What is the effect of Flecainide on Heart Failure with preserved Ejection Fraction (HFpEF)?

From the Guidelines

Flecainide is not recommended for patients with heart failure with preserved ejection fraction (HFpEF) due to the potential risk of worsening heart failure and proarrhythmic effects, as suggested by the 2024 ESC guidelines for the management of atrial fibrillation 1. When considering rhythm control for atrial fibrillation in patients with HFpEF, other antiarrhythmic options like dronedarone are preferred, as they have been recommended for patients with HFpEF in the 2024 ESC guidelines 1. Key points to consider when managing HFpEF include:

• Controlling blood pressure and managing underlying conditions
• Using diuretics for symptom relief
• Considering newer options like SGLT2 inhibitors
• Avoiding routine use of nitrates or phosphodiesterase-5 inhibitors, as they have not shown benefit in improving activity levels, quality of life, exercise tolerance, or NT-proBNP levels in patients with HFpEF, as noted in the 2017 ACC/AHA/HFSA focused update 1. If flecainide must be used in a HFpEF patient, it should be initiated at a low dose with careful monitoring and gradual titration, due to its potential proarrhythmic effects and risk of worsening heart failure. The use of flecainide or propafenone is recommended in patients with AF requiring long-term rhythm control, excluding those with impaired left ventricular systolic function, severe left ventricular hypertrophy, or coronary artery disease, as stated in the 2024 ESC guidelines 1. Concomitant use of a beta-blocker, diltiazem, or verapamil should be considered in AF patients treated with flecainide or propafenone, to prevent 1:1 conduction if their rhythm is transformed to atrial flutter, as recommended in the 2024 ESC guidelines 1.

From the FDA Drug Label

HEART FAILURE Flecainide acetate has a negative inotropic effect and may cause or worsen CHF, particularly in patients with cardiomyopathy, preexisting severe heart failure (NYHA functional class III or IV) or low ejection fractions (less than 30%). In patients with supraventricular arrhythmias new or worsened CHF developed in 0. 4% (1/225) of patients. In patients with sustained ventricular tachycardia during a mean duration of 7.9 months of flecainide acetate therapy, 6.3% (20/317) developed new CHF. In patients with sustained ventricular tachycardia and a history of CHF, during a mean duration of 5.4 months of flecainide acetate therapy, 25. 7% (78/304) developed worsened CHF.
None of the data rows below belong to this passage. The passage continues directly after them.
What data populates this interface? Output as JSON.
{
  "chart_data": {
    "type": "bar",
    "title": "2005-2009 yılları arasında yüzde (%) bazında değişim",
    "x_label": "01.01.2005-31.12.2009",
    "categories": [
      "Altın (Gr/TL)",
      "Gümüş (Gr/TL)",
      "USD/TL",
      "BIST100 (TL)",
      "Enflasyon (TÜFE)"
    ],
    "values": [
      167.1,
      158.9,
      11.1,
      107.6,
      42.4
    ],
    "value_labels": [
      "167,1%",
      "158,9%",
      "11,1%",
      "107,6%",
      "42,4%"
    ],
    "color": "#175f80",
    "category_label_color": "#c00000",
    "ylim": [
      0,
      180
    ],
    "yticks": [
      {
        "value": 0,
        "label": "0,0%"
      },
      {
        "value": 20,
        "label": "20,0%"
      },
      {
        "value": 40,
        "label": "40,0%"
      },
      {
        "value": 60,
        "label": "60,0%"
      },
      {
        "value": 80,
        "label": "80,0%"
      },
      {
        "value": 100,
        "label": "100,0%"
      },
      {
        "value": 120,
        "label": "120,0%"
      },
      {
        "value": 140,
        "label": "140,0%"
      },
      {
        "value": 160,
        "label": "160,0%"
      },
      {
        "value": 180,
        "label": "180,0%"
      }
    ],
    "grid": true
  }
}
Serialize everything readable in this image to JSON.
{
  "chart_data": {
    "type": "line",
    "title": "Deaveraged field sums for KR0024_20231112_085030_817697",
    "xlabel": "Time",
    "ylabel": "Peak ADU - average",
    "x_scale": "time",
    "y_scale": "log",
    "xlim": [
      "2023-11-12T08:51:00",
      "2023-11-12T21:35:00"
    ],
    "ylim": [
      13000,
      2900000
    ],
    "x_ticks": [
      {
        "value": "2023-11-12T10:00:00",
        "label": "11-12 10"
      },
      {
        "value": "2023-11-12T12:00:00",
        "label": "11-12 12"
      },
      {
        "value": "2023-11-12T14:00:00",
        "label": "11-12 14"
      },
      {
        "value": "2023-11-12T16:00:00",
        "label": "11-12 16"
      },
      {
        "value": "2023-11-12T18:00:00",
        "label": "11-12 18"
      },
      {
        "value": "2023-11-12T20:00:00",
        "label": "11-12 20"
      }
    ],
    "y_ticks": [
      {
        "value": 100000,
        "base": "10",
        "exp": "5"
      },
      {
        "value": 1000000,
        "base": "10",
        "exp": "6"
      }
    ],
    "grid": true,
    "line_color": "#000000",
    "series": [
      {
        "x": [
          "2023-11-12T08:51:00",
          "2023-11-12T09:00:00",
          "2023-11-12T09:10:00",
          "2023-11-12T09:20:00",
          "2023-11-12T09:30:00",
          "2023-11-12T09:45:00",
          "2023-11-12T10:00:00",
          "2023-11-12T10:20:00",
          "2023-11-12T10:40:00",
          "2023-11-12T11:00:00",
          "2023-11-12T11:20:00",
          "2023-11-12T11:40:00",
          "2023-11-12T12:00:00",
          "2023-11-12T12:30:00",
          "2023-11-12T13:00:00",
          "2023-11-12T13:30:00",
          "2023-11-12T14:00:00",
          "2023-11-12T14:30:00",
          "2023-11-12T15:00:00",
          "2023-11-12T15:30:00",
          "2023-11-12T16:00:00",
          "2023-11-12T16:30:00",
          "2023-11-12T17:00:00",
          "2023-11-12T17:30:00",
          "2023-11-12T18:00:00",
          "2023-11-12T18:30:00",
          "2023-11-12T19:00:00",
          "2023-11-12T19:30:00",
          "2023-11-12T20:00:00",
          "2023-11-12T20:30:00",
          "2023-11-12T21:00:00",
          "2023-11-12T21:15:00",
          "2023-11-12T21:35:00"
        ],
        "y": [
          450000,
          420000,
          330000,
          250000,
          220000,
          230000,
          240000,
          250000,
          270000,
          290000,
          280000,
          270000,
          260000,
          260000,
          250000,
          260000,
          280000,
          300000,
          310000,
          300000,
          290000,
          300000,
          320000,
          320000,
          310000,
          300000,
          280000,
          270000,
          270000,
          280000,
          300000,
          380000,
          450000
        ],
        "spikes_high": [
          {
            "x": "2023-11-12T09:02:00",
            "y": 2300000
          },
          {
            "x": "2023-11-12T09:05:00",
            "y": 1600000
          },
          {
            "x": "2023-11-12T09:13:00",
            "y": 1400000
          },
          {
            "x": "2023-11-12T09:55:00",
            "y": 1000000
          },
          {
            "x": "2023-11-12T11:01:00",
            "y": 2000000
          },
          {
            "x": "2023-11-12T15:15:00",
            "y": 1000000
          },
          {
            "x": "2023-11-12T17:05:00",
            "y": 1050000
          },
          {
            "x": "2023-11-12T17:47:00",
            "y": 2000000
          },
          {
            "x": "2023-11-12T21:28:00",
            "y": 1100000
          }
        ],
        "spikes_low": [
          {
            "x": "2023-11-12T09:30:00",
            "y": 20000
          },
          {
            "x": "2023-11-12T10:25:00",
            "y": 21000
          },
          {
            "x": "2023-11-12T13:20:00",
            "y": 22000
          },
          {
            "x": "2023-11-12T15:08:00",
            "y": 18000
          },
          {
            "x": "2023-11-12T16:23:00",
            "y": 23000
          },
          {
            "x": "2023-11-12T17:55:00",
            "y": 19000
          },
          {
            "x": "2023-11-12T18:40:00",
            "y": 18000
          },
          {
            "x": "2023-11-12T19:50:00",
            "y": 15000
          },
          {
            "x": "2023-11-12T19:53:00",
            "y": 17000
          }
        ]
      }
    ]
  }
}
Flecainide and HFpEF: Flecainide may cause or worsen heart failure, including in patients with heart failure with preserved ejection fraction (HFpEF), due to its negative inotropic effect. The drug label does not provide specific information on the use of flecainide in patients with HFpEF. However, it recommends cautious use in patients with a history of heart failure or myocardial dysfunction, and careful monitoring of cardiac function.

• Key considerations:
  • Flecainide may worsen heart failure in patients with preexisting severe heart failure or low ejection fractions.
  • The initial dosage in patients with a history of heart failure or myocardial dysfunction should be no more than 100 mg bid.
  • Patients should be monitored carefully for signs of worsening heart failure. 2

From the Research

Flecainide and HFpEF

• There is no direct evidence on the use of flecainide in patients with heart failure with preserved ejection fraction (HFpEF) in the provided studies.
• However, the studies discuss the use of other medications, such as beta-blockers and calcium channel blockers, in patients with HFpEF 3, 4, 5, 6, 7.
• Beta-blockers have been shown to be effective in reducing all-cause mortality and hospitalization in patients with HFpEF, with a significant reduction in risk ratio (RR = 0.60; 95% CI = 0.43-0.83; p = .002) for all-cause mortality and (RR = 0.54; 95% CI = 0.37-0.80; p = .002) for hospitalization 7.
• Calcium channel blockers have also been shown to be effective, but to a lesser extent, with a risk ratio of all-cause mortality (RR = 0.77; 95% CI = 0.60-0.98; p = .03) and hospitalization (RR = 0.63; 95% CI = 0.44-0.90; p < .00001) 7.

Management of HFpEF

• The management of HFpEF is focused on symptom management and treatment of comorbidities, as there are no approved treatments specifically indicated for HFpEF 4, 6.
• Primary care providers play a critical role in the delivery of holistic, patient-centric care from diagnosis to management and palliative care 6.
• Comprehensive management of HFpEF includes exercise, treatment of risk factors, and comorbidities, as well as classification based on phenotypes to facilitate a more targeted approach to treatment 4.